Dalam hal Pembuata Surat Dakwaan
Pihak yang diharapkan bekerja sama: (1) penuntut umum; (2) relawan pendamping korban/advokat; dan (3) korban.
1. Ada kebijakan atau petunjuk yang menetapkan jaksa yang telah memahami perspektid jender dalam menangani kasus Kekerasn Terhadap Perempuan melalui Keputusan Jaksa Agung atau Surat Edaran Jaksa Agung.
2. Ada koordinasi antara jaksa dengan korban dan relawan pendamping/advokat sebelum jaksa menyusun Surat Dakwaan. Untuk ini perlu ada administrasi khusus perkara tindak pidana kejahatan dan kekerasan Terhadap perempuan yang memberikan ruang bagi jaksa untuk memanggil dan bertemu dengan korban dan relawan pendamping/advokat.
3. Jaksa wajib menginformasikan tentang substansi surat dakwaan dan meminta masukn dari korban dan relawan pendamping/advokat tentang substansi surat dakwaan.
Pemeriksaan ditingkat Pengadilan
1. Pihak yang diharapkn membuat kerjasama adalah: (1) penuntut umum;(2) hakim; (3) panitera; (4) advokat/ relawan pendamping.
2. kebijakan yang diharapkan adalah adanya kebijakan yang mengatur tentang penanganan kasus kekerasan terhadap perempuan dalam pemeriksaan tingkat pengadilan yang memuat tentang:
a.
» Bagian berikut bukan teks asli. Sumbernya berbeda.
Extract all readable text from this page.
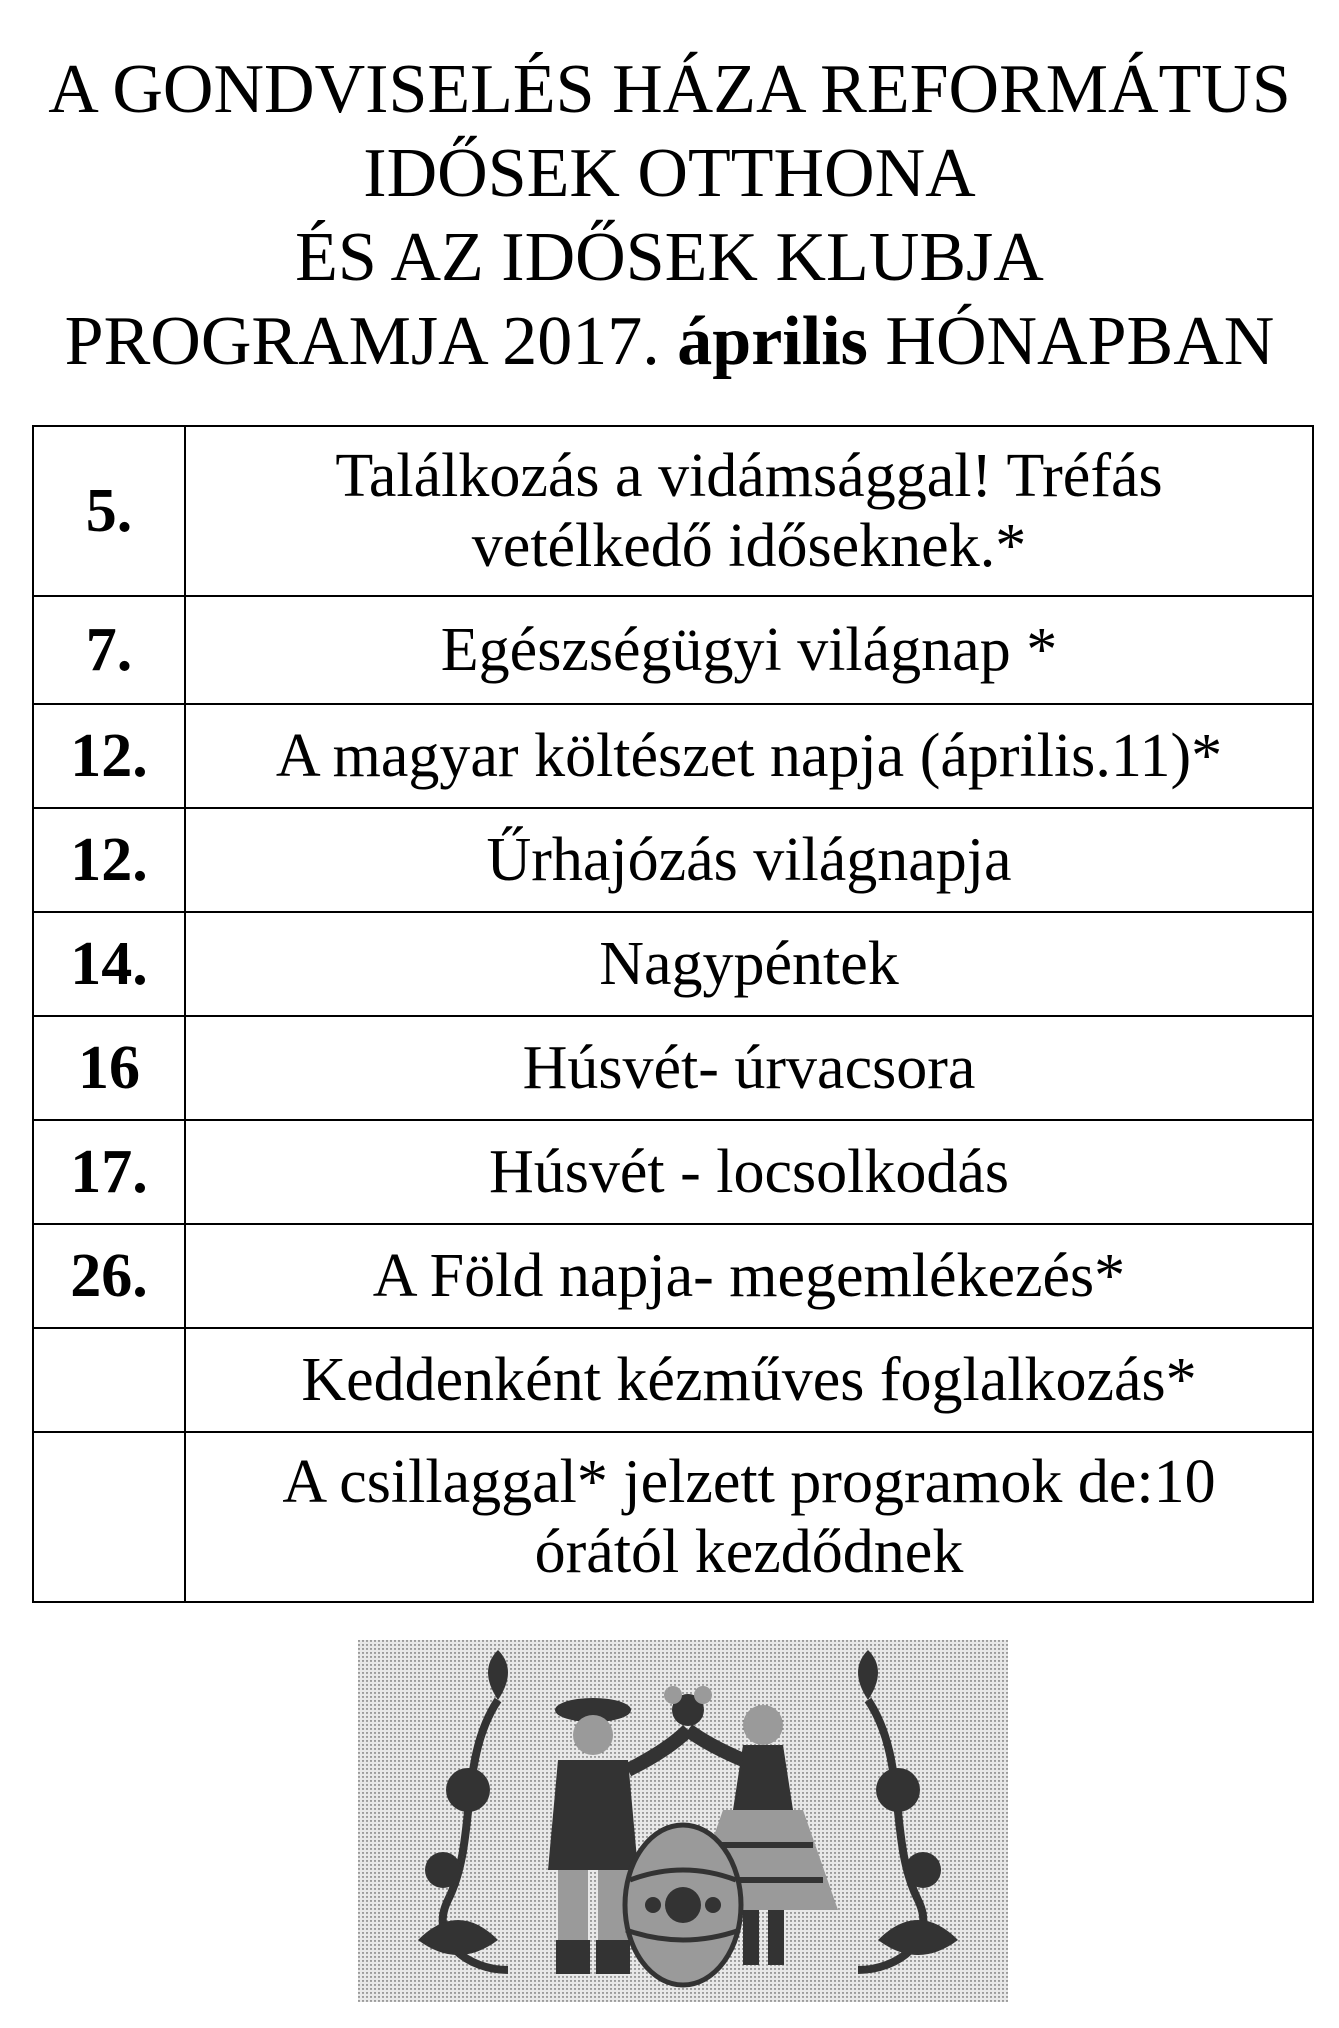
A GONDVISELÉS HÁZA REFORMÁTUS
IDŐSEK OTTHONA
ÉS AZ IDŐSEK KLUBJA
PROGRAMJA 2017. április HÓNAPBAN
5.	Találkozás a vidámsággal! Tréfás
vetélkedő időseknek.*
7.	Egészségügyi világnap *
12.	A magyar költészet napja (április.11)*
12.	Űrhajózás világnapja
14.	Nagypéntek
16	Húsvét- úrvacsora
17.	Húsvét - locsolkodás
26.	A Föld napja- megemlékezés*
	Keddenként kézműves foglalkozás*
	A csillaggal* jelzett programok de:10
órától kezdődnek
Ketua pengadilab harus menunjuk majelis hakim yang telah memiliki sensitifitas jender dalam penanganan kasus-ksus kekerasan terhadap perempuan.
b. Majlis hakim/hakim bersama-sama jaksa dan korban serta relawan pendamping/advokat menentukan jadwal sidang yang tetap sehingga korban tidak menunggu waktu terlalu lama untuk bersidang.
c. Pengadilan menyediakan ruang tunggu khusus untuk korban dan relawan pendamping/advokat. Ruang tunggu hkusus ini sangat perlu untuk menghindari adanya konflik atau tekanan dari terdakwa/keluarga terdakwa/pihak yang mendukung atau pro dengan terdakwa pada diri korban, serta menghindari korban dari publik.
d. Majlis hakim/hakim memperkenankan korban untuk didampingi oleh relawan pendamping/pekerja sosial/advokat korban dalam pemeriksaan terhadap diri korban. Dalam setiap proses persidangan kasus kekerasan terhadap perempuan, hakim hendaknya aktif untuk menanyakan tentang keberadaan diri pendamping dan memperbolehkn keberadaan pendamping disamping korban selama proses persidangan berlangsung. Hakim pun diharapkn dapat menerima masukan-masukan dari pendamping mengenai kondisi kejiwaan diri korban sehingga pada saat persidangan hkim dapat mengetahui dengan jelas bagimana memperlakukan korban dengan ‘baik’ dalam rangka mengungkapkan fakta-fakta yang sebenar-benarnya selama proses persidangan kasus berlangsung.
e. Majlis hakim/hakim harus mereima interupsi diajukan oleh jaksa atas pertanyaan-pertanyaan dari pembela terdakwa/terdakwa yang menyudutkan atau memojokan diri korban; yang merendahkan harkat dan martabat korban sebagai manusia, dll yang sifat pertanyaan mengarah kepada ‘kehidupan pribadi’ korban (misalnya, korban adalah pekerja seks komersil; korban adalah perempuan yang menjadi stigma bias jender dari masyarakat, dll).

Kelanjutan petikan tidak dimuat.